Но второго, видимо, причастность к профессии сейчас не волновала. Он был в отпуске и этого интеллектуального разговора не поддержал. По-моему, те, кто вызвал это высокоумное замечание, его просто не заметили, как и вообще присутствия столь важных персон в зэковском вагоне. Так и сошли в Москве, не зная этого.
Между тем за такие высказывания еще недавно хватали вполне автоматически — в любом социальном слое. И я не думаю, чтоб к тому времени выпито указание, чтобы в отношении малых сих смотреть на них сквозь пальцы. Но, видимо, сама гильотина потеряла прежнюю прыть и в этом безнадежном направлении работала спрохвала (как мы видели на примере Чумакова). Кто-нибудь прыткий мог бы при случае и кому-нибудь из этих девчат влепить 58/10, но особого уважения у коллег это бы не вызвало. От обескровленной им деревни Сталин подвоха не ждал, а работники органов к этой категории граждан, из которых многие из них вышли (и которых так блистательно «переросли»), привыкли относиться с презрительной снисходительностью как к темным и непонимающим. В их глазах это было лишнее рвение — «проявить себя» можно было и без этого, «работы» хватало. Чего стоило «обслужить» репрессиями и «правильно оформить» дела лиц всех возрастающих в количестве категорий, по которым вождь считал необходимым срочно нанести превентивный удар. И ведь каждого надо сломить, заставить. Короче, работы и так выше головы — зачем еще сюда совать темных и непонимающих «колхозников». Впрочем, насколько я знаю, без таких «колхозников», проходивших по статье 58/10 (а не только, допустим, «за колоски»), дело и тогда не обходилось.

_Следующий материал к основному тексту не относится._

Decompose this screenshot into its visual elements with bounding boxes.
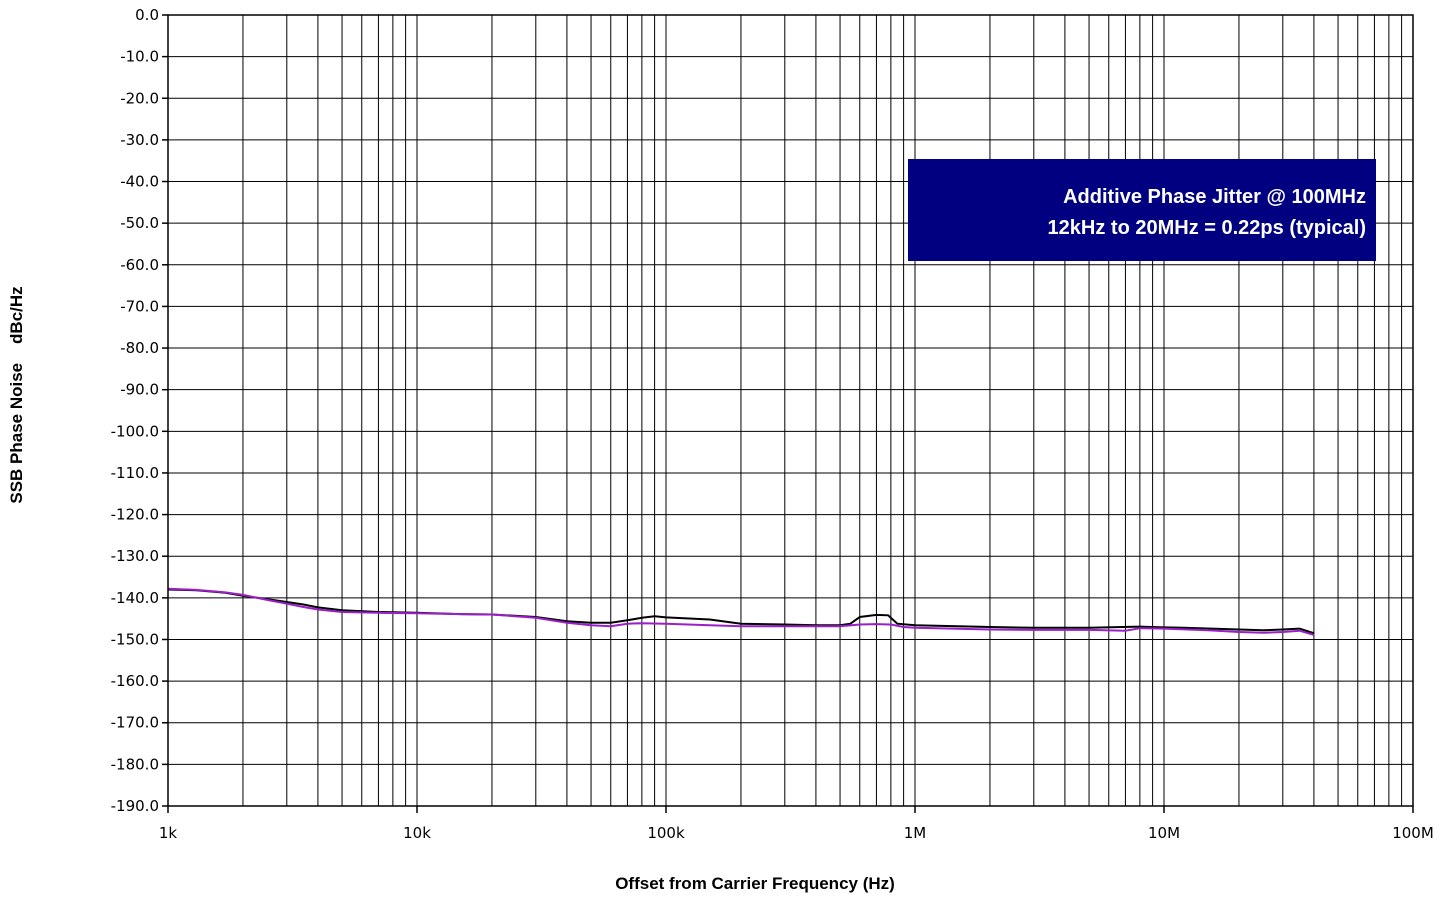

Были у меня спутники и другого рода. Наиболее примечательный — один латыш. Крепкий, молчаливый, он часами сидел за столиком, расположенным в проходе под боковой полкой, молчал и даже в окно не смотрел. Я подсел к нему и завел разговор. Он отозвался. Оказалось, что он фермер, почему и был арестован, когда органы «осваивали» Латвию. А брат его был из тех латышских стрелков, которые ушли в Россию и стали там основой пролетарской диктатуры. В результате браг давно расстрелян, а он все-таки пока что жив, вот из лагеря вышел. Усмехнулись оба… Денег у него почти совсем не было. Я немного угощал его в дороге и дал ему на дальнейший путь три рубля. Конечно, это покрывало его элементарные потребности в дороге, но мне до сих пор больно и стыдно, что дал я так мало. Дело не в скупости, а в том, что я не знал, не был уверен, чем меня встретит Москва, кто примет меня, а кто побоится (а вдруг все побоятся?), и мне было страшно тратить деньги.
Так же скупо подкармливал я и еще одного приглянувшегося мне человека — молодого парня, привлекшего меня спокойствием и разумностью. За что он сидел, не помню (но вроде не за политику). Был он то откуда-то из Львовской или Ивано-Франковской области — кажется, с Карпат, в общем из Галиции. Был украинцем, но даже со мной говорил по-русски. И должен сказать, что его русский был не только грамотен, но безупречен. Без малейшего акцента. Что редко встречается среди жителей этих мест. Но симпатичен он был мне не поэтому, а вообще. Вызывал полное доверие и доверия не обманул. Постепенно к исходу одной из ночей поезд стал подходить к Москве. Стали мелькать знакомые станции. В Мытищах поезд несколько задержали, и я даже постоял на перроне. В полпятого утра он стал подходить к Ярославскому вокзалу. Я решил сначала отвезти вещи на Киевский вокзал, и если выяснится, что никто в Москве меня видеть не хочет, тем же вечером уехать в Киев. С этим чувством я и въехал в Москву… Мои друзья ничем не заслужили таких сомнений в себе, да и Тамарченки были этому ярким доказательством, в общем, я это знал, но напряженность ожидания оставалась — сказывалось зэковское чувство прокаженности.